The writing of this review was made possible by grants from the US National Institutes of Health (DP1AI131080, R01AI100934 and R01AI120202), the March of Dimes Foundation (FY15-254), the Burroughs Wellcome Fund (program in the Pathogenesis of Infectious Disease), and Howard Hughes Medical Institute (Faculty Scholar program) to S.S.W., and the Burroughs Wellcome Fund (Preterm Birth initiative), the US National Institutes of Health (U01AI95776 Mucosal Immunology Studies Team Young Investigator Award, R21AI122256) and the China Jiangsu Province Department of Health (Expert of Medical Research program) to K.C.

Glossary

Decidua

the uterine lining resulting from the hypertrophic and vascular transformation of the endometrium during pregnancy.

Decidua basalis

the endometrium between the implanted chorionic sac and the myometrium, which develops into the maternal side of the placenta.

Decidua capsularis

the luminal surface of the embryo that encloses the embryo into the uterine cavity.

Decidua parietalis

the endometrium lining the uterine wall other than at the implantation or placental site

Choriodecidua

the decidua formed after the fusion of decidua capsularis and parietalis after mid-gestation

Dysbiosis

imbalance or maladaptation of microbial flora in mucosal areas.

Endometrium

the mucosa lining the interior surface of the uterus.

Estrous cycle

a reproductive cycle in mice consisting of 4 stages (proestrus, estrus, metestrus and diestrus) and repeating every 4–5 days in non-pregnant state.

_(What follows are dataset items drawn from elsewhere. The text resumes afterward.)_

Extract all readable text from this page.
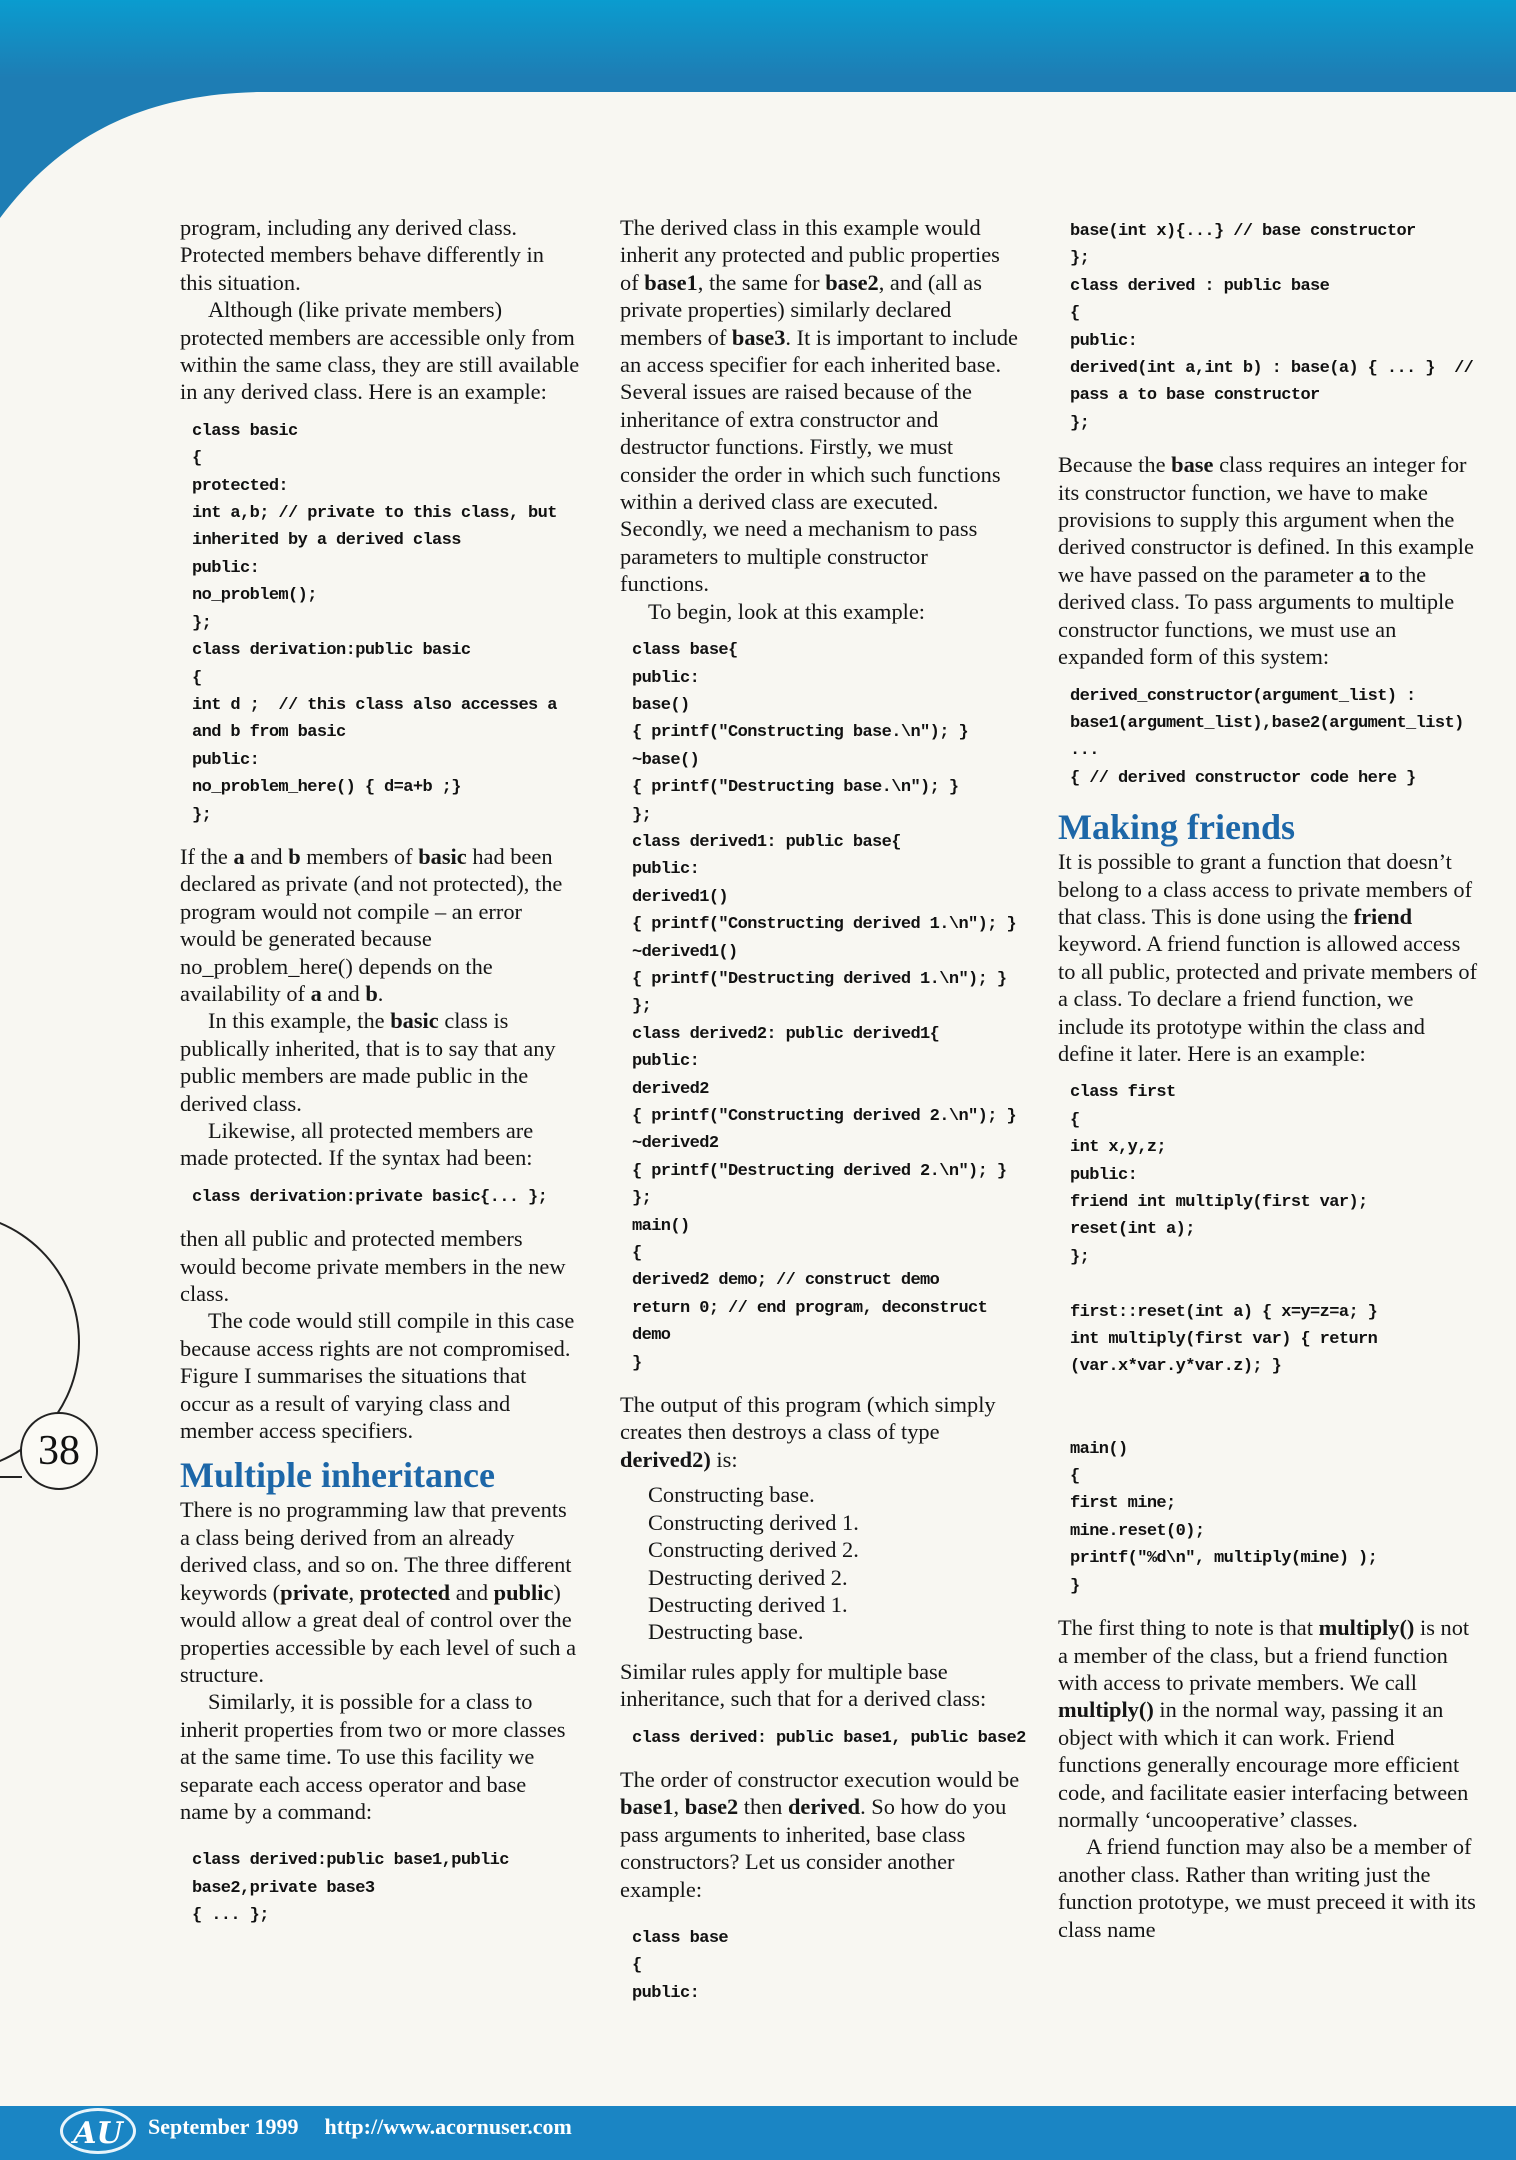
program, including any derived class. Protected members behave differently in this situation.

Although (like private members) protected members are accessible only from within the same class, they are still available in any derived class. Here is an example:

class basic
{
protected:
int a,b; // private to this class, but
inherited by a derived class
public:
no_problem();
};
class derivation:public basic
{
int d ;  // this class also accesses a
and b from basic
public:
no_problem_here() { d=a+b ;}
};

If the a and b members of basic had been declared as private (and not protected), the program would not compile – an error would be generated because no_problem_here() depends on the availability of a and b.

In this example, the basic class is publically inherited, that is to say that any public members are made public in the derived class.

Likewise, all protected members are made protected. If the syntax had been:

class derivation:private basic{... };

then all public and protected members would become private members in the new class.

The code would still compile in this case because access rights are not compromised. Figure I summarises the situations that occur as a result of varying class and member access specifiers.

Multiple inheritance

There is no programming law that prevents a class being derived from an already derived class, and so on. The three different keywords (private, protected and public) would allow a great deal of control over the properties accessible by each level of such a structure.

Similarly, it is possible for a class to inherit properties from two or more classes at the same time. To use this facility we separate each access operator and base name by a command:

class derived:public base1,public
base2,private base3
{ ... };

The derived class in this example would inherit any protected and public properties of base1, the same for base2, and (all as private properties) similarly declared members of base3. It is important to include an access specifier for each inherited base. Several issues are raised because of the inheritance of extra constructor and destructor functions. Firstly, we must consider the order in which such functions within a derived class are executed. Secondly, we need a mechanism to pass parameters to multiple constructor functions.

To begin, look at this example:

class base{
public:
base()
{ printf("Constructing base.\n"); }
~base()
{ printf("Destructing base.\n"); }
};
class derived1: public base{
public:
derived1()
{ printf("Constructing derived 1.\n"); }
~derived1()
{ printf("Destructing derived 1.\n"); }
};
class derived2: public derived1{
public:
derived2
{ printf("Constructing derived 2.\n"); }
~derived2
{ printf("Destructing derived 2.\n"); }
};
main()
{
derived2 demo; // construct demo
return 0; // end program, deconstruct
demo
}

The output of this program (which simply creates then destroys a class of type derived2) is:

Constructing base.
Constructing derived 1.
Constructing derived 2.
Destructing derived 2.
Destructing derived 1.
Destructing base.

Similar rules apply for multiple base inheritance, such that for a derived class:

class derived: public base1, public base2

The order of constructor execution would be base1, base2 then derived. So how do you pass arguments to inherited, base class constructors? Let us consider another example:

class base
{
public:
base(int x){...} // base constructor
};
class derived : public base
{
public:
derived(int a,int b) : base(a) { ... }  //
pass a to base constructor
};

Because the base class requires an integer for its constructor function, we have to make provisions to supply this argument when the derived constructor is defined. In this example we have passed on the parameter a to the derived class. To pass arguments to multiple constructor functions, we must use an expanded form of this system:

derived_constructor(argument_list) :
base1(argument_list),base2(argument_list)
...
{ // derived constructor code here }
Making friends

It is possible to grant a function that doesn’t belong to a class access to private members of that class. This is done using the friend keyword. A friend function is allowed access to all public, protected and private members of a class. To declare a friend function, we include its prototype within the class and define it later. Here is an example:

class first
{
int x,y,z;
public:
friend int multiply(first var);
reset(int a);
};

first::reset(int a) { x=y=z=a; }
int multiply(first var) { return
(var.x*var.y*var.z); }

main()
{
first mine;
mine.reset(0);
printf("%d\n", multiply(mine) );
}

The first thing to note is that multiply() is not a member of the class, but a friend function with access to private members. We call multiply() in the normal way, passing it an object with which it can work. Friend functions generally encourage more efficient code, and facilitate easier interfacing between normally ‘uncooperative’ classes.

A friend function may also be a member of another class. Rather than writing just the function prototype, we must preceed it with its class name

38
AU	September 1999 http://www.acornuser.com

Isolated lymphoid follicles (cryptopatches)

clusters of B cells surrounded by DCs and CD4+ T cells in the intestinal mucosa capable of functioning as a site for inducing IgA production.

Lamina propria

a loose connective tissue layer beneath the epithelium in mucosal areas.

Menstrual cycle

a reproductive cycle in humans that repeats on average every 28 days, with 2 components (ovarian cycle and uterine cycle) and alternating levels of reproductive hormones.

The ovarian cycle has 3 phases

follicular phase in which the ovarian follicles mature, ovulation phase in which the mature egg is released into the oviduct, and the luteal phase which corresponds to the secretory phase of the uterine cycle.

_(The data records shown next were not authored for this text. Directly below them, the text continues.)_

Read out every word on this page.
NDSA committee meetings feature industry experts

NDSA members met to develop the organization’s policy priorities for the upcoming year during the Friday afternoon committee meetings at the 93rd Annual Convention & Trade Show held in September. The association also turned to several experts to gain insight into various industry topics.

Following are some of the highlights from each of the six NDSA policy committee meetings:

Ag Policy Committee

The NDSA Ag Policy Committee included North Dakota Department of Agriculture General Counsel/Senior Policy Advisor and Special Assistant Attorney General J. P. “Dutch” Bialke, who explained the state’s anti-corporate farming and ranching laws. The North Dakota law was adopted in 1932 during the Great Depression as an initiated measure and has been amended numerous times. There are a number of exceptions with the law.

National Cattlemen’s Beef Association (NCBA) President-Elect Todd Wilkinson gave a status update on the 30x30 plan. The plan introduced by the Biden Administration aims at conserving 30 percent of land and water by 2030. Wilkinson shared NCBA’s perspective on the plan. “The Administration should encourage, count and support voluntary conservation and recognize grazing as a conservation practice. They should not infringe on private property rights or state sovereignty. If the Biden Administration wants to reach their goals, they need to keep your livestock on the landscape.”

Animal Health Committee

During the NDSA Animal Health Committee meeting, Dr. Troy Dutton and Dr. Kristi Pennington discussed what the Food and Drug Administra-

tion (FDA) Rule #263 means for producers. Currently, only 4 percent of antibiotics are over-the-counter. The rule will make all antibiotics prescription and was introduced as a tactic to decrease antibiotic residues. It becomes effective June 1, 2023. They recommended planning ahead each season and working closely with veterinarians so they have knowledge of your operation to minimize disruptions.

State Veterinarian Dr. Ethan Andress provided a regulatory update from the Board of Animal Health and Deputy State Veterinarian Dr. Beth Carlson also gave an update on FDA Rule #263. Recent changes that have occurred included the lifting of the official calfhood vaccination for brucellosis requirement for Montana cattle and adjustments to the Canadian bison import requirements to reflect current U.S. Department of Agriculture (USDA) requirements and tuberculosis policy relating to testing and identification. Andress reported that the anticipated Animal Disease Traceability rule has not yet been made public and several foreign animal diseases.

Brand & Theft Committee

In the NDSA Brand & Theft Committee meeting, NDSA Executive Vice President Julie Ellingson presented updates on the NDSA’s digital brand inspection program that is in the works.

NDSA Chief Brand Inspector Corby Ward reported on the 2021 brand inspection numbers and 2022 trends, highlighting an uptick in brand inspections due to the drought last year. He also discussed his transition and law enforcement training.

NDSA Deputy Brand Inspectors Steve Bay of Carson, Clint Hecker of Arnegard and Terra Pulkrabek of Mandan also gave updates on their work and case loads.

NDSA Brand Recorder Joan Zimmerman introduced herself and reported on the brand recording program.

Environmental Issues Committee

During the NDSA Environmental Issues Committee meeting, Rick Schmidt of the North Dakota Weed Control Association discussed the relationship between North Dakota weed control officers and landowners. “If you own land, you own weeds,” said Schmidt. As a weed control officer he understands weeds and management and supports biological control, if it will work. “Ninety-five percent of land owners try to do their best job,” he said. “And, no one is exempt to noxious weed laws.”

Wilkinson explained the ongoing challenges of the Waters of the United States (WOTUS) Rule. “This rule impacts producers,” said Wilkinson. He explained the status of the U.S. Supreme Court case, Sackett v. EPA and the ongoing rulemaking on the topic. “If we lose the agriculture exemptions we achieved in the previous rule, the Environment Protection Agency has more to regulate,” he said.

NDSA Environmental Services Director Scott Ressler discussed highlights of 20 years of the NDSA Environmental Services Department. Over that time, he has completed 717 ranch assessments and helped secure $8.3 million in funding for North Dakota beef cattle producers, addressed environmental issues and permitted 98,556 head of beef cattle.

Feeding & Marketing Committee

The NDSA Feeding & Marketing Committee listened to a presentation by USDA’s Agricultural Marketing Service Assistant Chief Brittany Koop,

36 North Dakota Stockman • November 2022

The uterine phase also has 3 phases

menstruation in which the endometrial lining is shed, proliferative phase in which the uterine lining grows and proliferates, and secretory phase in which the corpus luteum produces progesterone to facilitate blastocyst implantation into the endometrium.

Peyer’s patches

lymphoid follicles beneath the follicle-associated epithelium in the small intestine that consist of T cells, B cells and other APCs and function as an inductive site of intestinal antigen sampling and antibody production

Preeclampsia

a complex pregnancy disorder characterized by hypertension and proteinuria.

Preterm labor

labor prior to 37 weeks of gestation in humans.

Semi-allogeneic

difference in major histocompatibility genes that can lead to rejection.

Tissue-resident immune cells

tissue immune cells that do not recirculate and maintain themselves locally in the tissue.

Trophoblast

an epithelial cell type of fetal origin that separates the mother and the conceptus and invades into the decidua to mediate implantation and placentation.

Uterine lymphoid aggregates

uterine immune structures consisting of a B cell core surrounded by CD8+ T cells with an outer circle of macrophages.